A firing from the top of the building of height 10m at an angle 30degree to vertical towards ground has the firing velocities of 10m/s.what is the hit velocity?

Cos30 = V/10. V = ?.

To find the hit velocity, we need to break down the initial velocity into its horizontal and vertical components.

Given:
Height of the building (h) = 10m
Angle of firing (θ) = 30 degrees
Initial velocity (v) = 10m/s

First, let's calculate the vertical component of the initial velocity (v_vertical) using the sine function:

v_vertical = v * sin(θ)

v_vertical = 10 * sin(30°)
v_vertical ≈ 5 m/s

Next, let's calculate the time it takes for the object to reach the ground. We can use the vertical motion equation:

h = (1/2) * g * t^2

where g is the acceleration due to gravity (approximately 9.8 m/s^2) and t is the time of flight.
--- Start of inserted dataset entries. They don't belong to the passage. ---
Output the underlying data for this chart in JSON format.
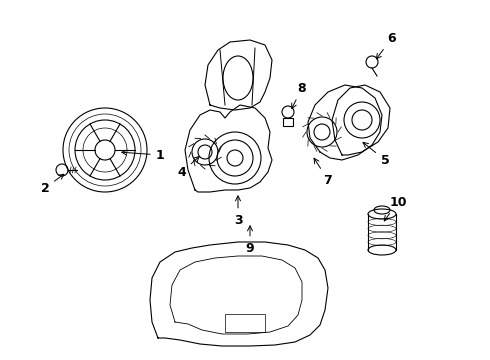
{
  "background_color": "#ffffff",
  "line_color": "#000000",
  "fig_width": 4.9,
  "fig_height": 3.6,
  "dpi": 100
}
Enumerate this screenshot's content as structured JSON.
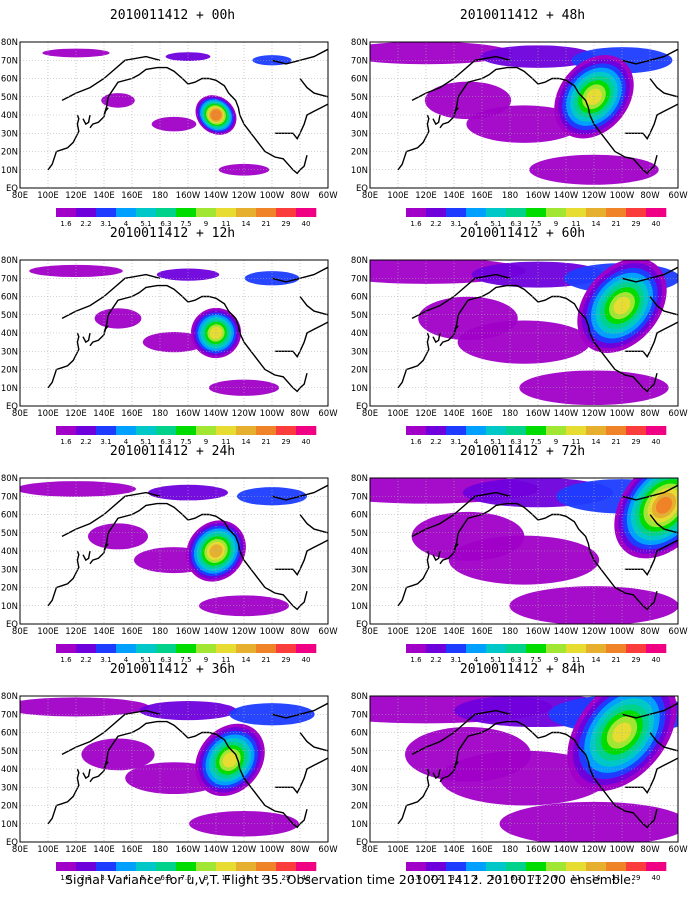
{
  "footer_text": "Signal Variance for u,v,T. Flight 35. Observation time 2010011412. 2010011200 ensemble.",
  "chart_data": {
    "type": "heatmap",
    "x_ticks": [
      "80E",
      "100E",
      "120E",
      "140E",
      "160E",
      "180",
      "160W",
      "140W",
      "120W",
      "100W",
      "80W",
      "60W"
    ],
    "y_ticks": [
      "EQ",
      "10N",
      "20N",
      "30N",
      "40N",
      "50N",
      "60N",
      "70N",
      "80N"
    ],
    "colorbar": {
      "levels": [
        "1.6",
        "2.2",
        "3.1",
        "4",
        "5.1",
        "6.3",
        "7.5",
        "9",
        "11",
        "14",
        "21",
        "29",
        "40"
      ],
      "colors": [
        "#a000c8",
        "#6e00dc",
        "#1e3cff",
        "#00a0ff",
        "#00c8c8",
        "#00d28c",
        "#00dc00",
        "#a0e632",
        "#e6dc32",
        "#e6af2d",
        "#f08228",
        "#fa3c3c",
        "#f00082"
      ]
    },
    "panels": [
      {
        "title": "2010011412 + 00h",
        "peak_level": "21",
        "peak_lon": "140W",
        "peak_lat": "40N"
      },
      {
        "title": "2010011412 + 12h",
        "peak_level": "11",
        "peak_lon": "140W",
        "peak_lat": "40N"
      },
      {
        "title": "2010011412 + 24h",
        "peak_level": "14",
        "peak_lon": "140W",
        "peak_lat": "40N"
      },
      {
        "title": "2010011412 + 36h",
        "peak_level": "11",
        "peak_lon": "130W",
        "peak_lat": "45N"
      },
      {
        "title": "2010011412 + 48h",
        "peak_level": "11",
        "peak_lon": "120W",
        "peak_lat": "50N"
      },
      {
        "title": "2010011412 + 60h",
        "peak_level": "11",
        "peak_lon": "100W",
        "peak_lat": "55N"
      },
      {
        "title": "2010011412 + 72h",
        "peak_level": "21",
        "peak_lon": "70W",
        "peak_lat": "65N"
      },
      {
        "title": "2010011412 + 84h",
        "peak_level": "11",
        "peak_lon": "100W",
        "peak_lat": "60N"
      }
    ]
  }
}
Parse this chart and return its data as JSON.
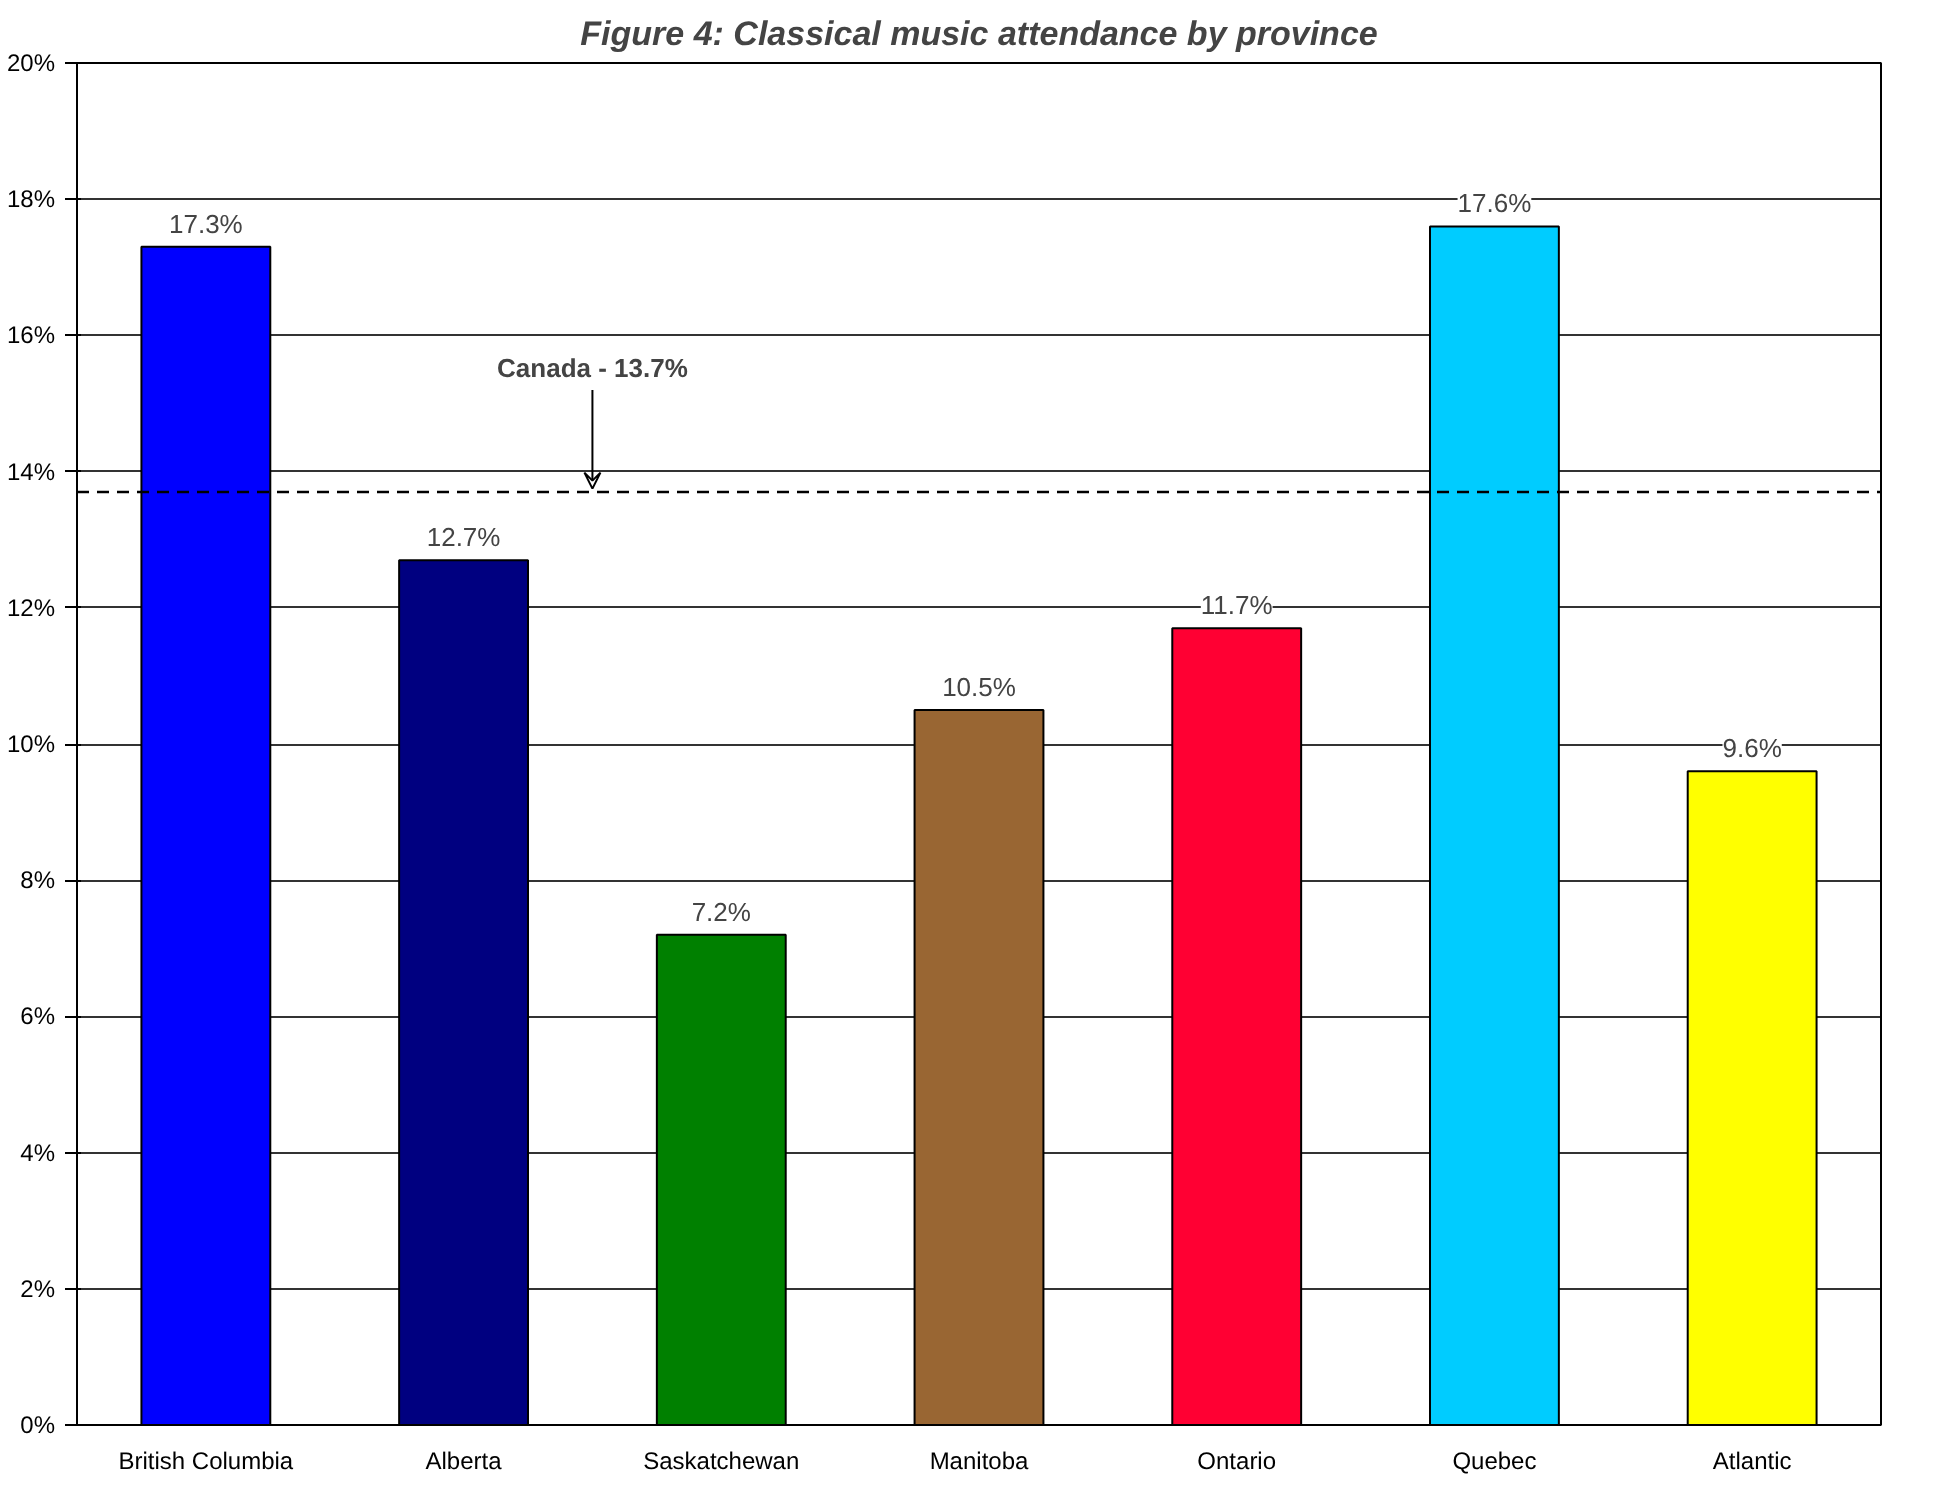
{
  "chart_data": {
    "type": "bar",
    "title": "Figure 4: Classical music attendance by province",
    "categories": [
      "British Columbia",
      "Alberta",
      "Saskatchewan",
      "Manitoba",
      "Ontario",
      "Quebec",
      "Atlantic"
    ],
    "values": [
      17.3,
      12.7,
      7.2,
      10.5,
      11.7,
      17.6,
      9.6
    ],
    "colors": [
      "#0000ff",
      "#000080",
      "#008000",
      "#996633",
      "#ff0033",
      "#00ccff",
      "#ffff00"
    ],
    "value_labels": [
      "17.3%",
      "12.7%",
      "7.2%",
      "10.5%",
      "11.7%",
      "17.6%",
      "9.6%"
    ],
    "ylim": [
      0,
      20
    ],
    "yticks": [
      {
        "value": 0,
        "label": "0%"
      },
      {
        "value": 2,
        "label": "2%"
      },
      {
        "value": 4,
        "label": "4%"
      },
      {
        "value": 6,
        "label": "6%"
      },
      {
        "value": 8,
        "label": "8%"
      },
      {
        "value": 10,
        "label": "10%"
      },
      {
        "value": 12,
        "label": "12%"
      },
      {
        "value": 14,
        "label": "14%"
      },
      {
        "value": 16,
        "label": "16%"
      },
      {
        "value": 18,
        "label": "18%"
      },
      {
        "value": 20,
        "label": "20%"
      }
    ],
    "ref_lines": [
      {
        "axis": "y",
        "value": 13.7,
        "label": "Canada - 13.7%",
        "line_style": "dashed",
        "color": "#000000"
      }
    ],
    "grid": "y"
  }
}
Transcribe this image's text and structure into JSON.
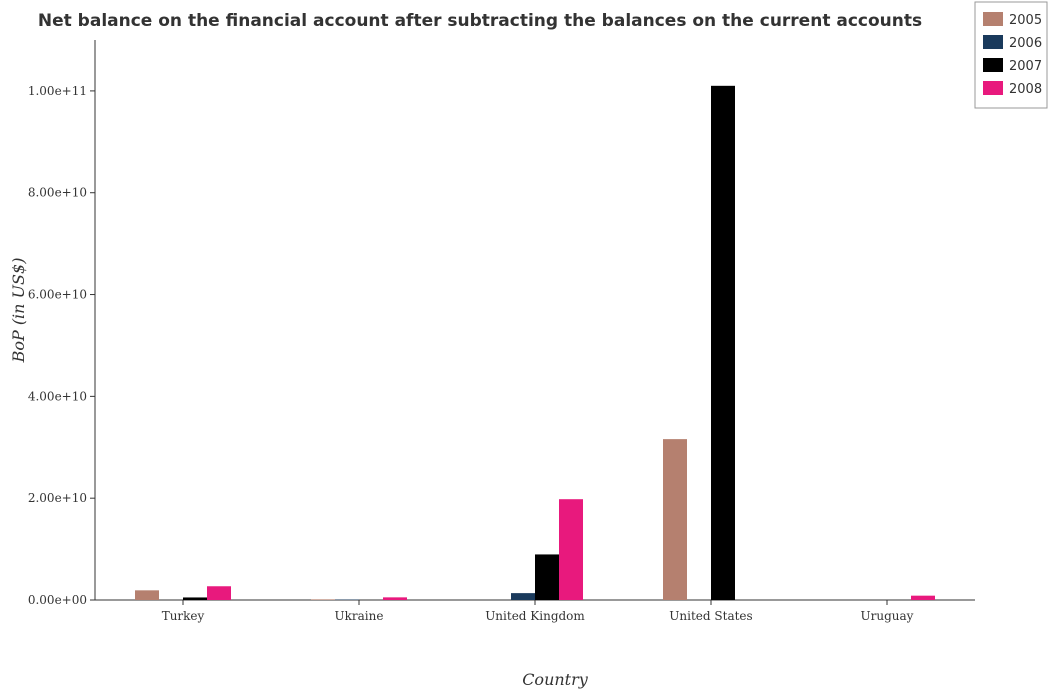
{
  "chart_data": {
    "type": "bar",
    "title": "Net balance on the financial account after subtracting the balances on the current accounts",
    "xlabel": "Country",
    "ylabel": "BoP (in US$)",
    "categories": [
      "Turkey",
      "Ukraine",
      "United Kingdom",
      "United States",
      "Uruguay"
    ],
    "ylim": [
      0,
      110000000000
    ],
    "yticks": [
      0,
      20000000000,
      40000000000,
      60000000000,
      80000000000,
      100000000000
    ],
    "ytick_labels": [
      "0.00e+00",
      "2.00e+10",
      "4.00e+10",
      "6.00e+10",
      "8.00e+10",
      "1.00e+11"
    ],
    "legend_position": "top-right",
    "grid": false,
    "series": [
      {
        "name": "2005",
        "color": "#b5806f",
        "values": [
          1900000000,
          120000000,
          0,
          31600000000,
          0
        ]
      },
      {
        "name": "2006",
        "color": "#1a3a5c",
        "values": [
          0,
          90000000,
          1350000000,
          0,
          0
        ]
      },
      {
        "name": "2007",
        "color": "#000000",
        "values": [
          500000000,
          0,
          8950000000,
          101000000000,
          0
        ]
      },
      {
        "name": "2008",
        "color": "#e8197d",
        "values": [
          2700000000,
          520000000,
          19800000000,
          0,
          850000000
        ]
      }
    ]
  }
}
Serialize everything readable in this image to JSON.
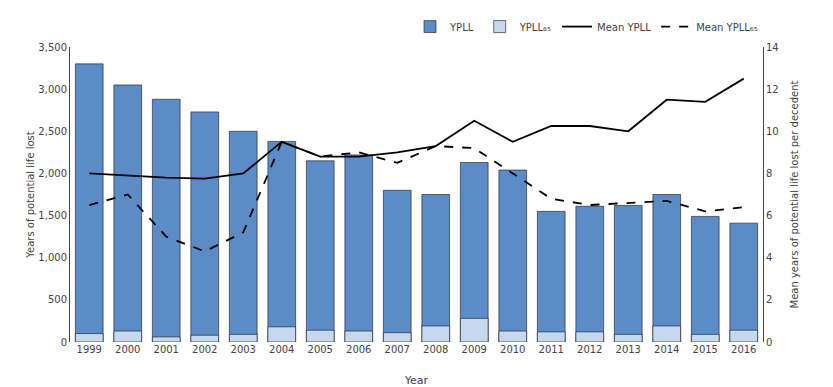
{
  "chart_data": {
    "type": "bar",
    "xlabel": "Year",
    "ylabel": "Years of potential life lost",
    "y2label": "Mean years of potential life lost per decedent",
    "categories": [
      "1999",
      "2000",
      "2001",
      "2002",
      "2003",
      "2004",
      "2005",
      "2006",
      "2007",
      "2008",
      "2009",
      "2010",
      "2011",
      "2012",
      "2013",
      "2014",
      "2015",
      "2016"
    ],
    "series": [
      {
        "name": "YPLL",
        "type": "bar",
        "color": "#5B8CC8",
        "values": [
          3300,
          3050,
          2880,
          2730,
          2500,
          2380,
          2150,
          2220,
          1800,
          1750,
          2130,
          2040,
          1550,
          1610,
          1620,
          1750,
          1490,
          1410
        ]
      },
      {
        "name": "YPLL₆₅",
        "type": "bar",
        "color": "#C5D8ED",
        "values": [
          100,
          130,
          60,
          80,
          90,
          180,
          140,
          130,
          110,
          190,
          280,
          130,
          120,
          120,
          90,
          190,
          90,
          140
        ]
      },
      {
        "name": "Mean YPLL",
        "type": "line",
        "axis": "y2",
        "color": "#000000",
        "line_style": "solid",
        "values": [
          8.0,
          7.9,
          7.8,
          7.75,
          8.0,
          9.5,
          8.8,
          8.8,
          9.0,
          9.3,
          10.5,
          9.5,
          10.25,
          10.25,
          10.0,
          11.5,
          11.4,
          12.5
        ]
      },
      {
        "name": "Mean YPLL₆₅",
        "type": "line",
        "axis": "y2",
        "color": "#000000",
        "line_style": "dashed",
        "values": [
          6.5,
          7.0,
          5.0,
          4.3,
          5.2,
          9.5,
          8.8,
          9.0,
          8.5,
          9.3,
          9.2,
          8.0,
          6.8,
          6.5,
          6.6,
          6.7,
          6.2,
          6.4
        ]
      }
    ],
    "ylim": [
      0,
      3500
    ],
    "yticks": [
      0,
      500,
      {
        "value": 1000,
        "label": "1,000"
      },
      {
        "value": 1500,
        "label": "1,500"
      },
      {
        "value": 2000,
        "label": "2,000"
      },
      {
        "value": 2500,
        "label": "2,500"
      },
      {
        "value": 3000,
        "label": "3,000"
      },
      {
        "value": 3500,
        "label": "3,500"
      }
    ],
    "y2lim": [
      0,
      14
    ],
    "y2ticks": [
      0,
      2,
      4,
      6,
      8,
      10,
      12,
      14
    ],
    "grid": false,
    "legend": "upper right"
  }
}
Rearranging the equation, we get:

t^2 = (2 * h) / g
t = √[(2 * 10) / 9.8]
t ≈ √2 ≈ 1.41 s

Now that we have the time of flight, we can calculate the horizontal distance traveled using the horizontal motion equation:

d = v_horizontal * t

Since there is no horizontal acceleration (assuming no air resistance), the horizontal component of velocity (v_horizontal) remains constant throughout the flight.

v_horizontal = v * cos(θ)

v_horizontal = 10 * cos(30°)
v_horizontal ≈ 8.66 m/s

d = 8.66 * 1.41
d ≈ 12.21 m

Finally, we can calculate the hit velocity (v_hit) using Pythagoras' theorem:

v_hit = √(v_horizontal^2 + v_vertical^2)
v_hit = √(8.66^2 + 5^2)
v_hit ≈ √(75.07 + 25)
v_hit ≈ √100.07
v_hit ≈ 10 m/s

Therefore, the hit velocity of the object when it reaches the ground is approximately 10 m/s.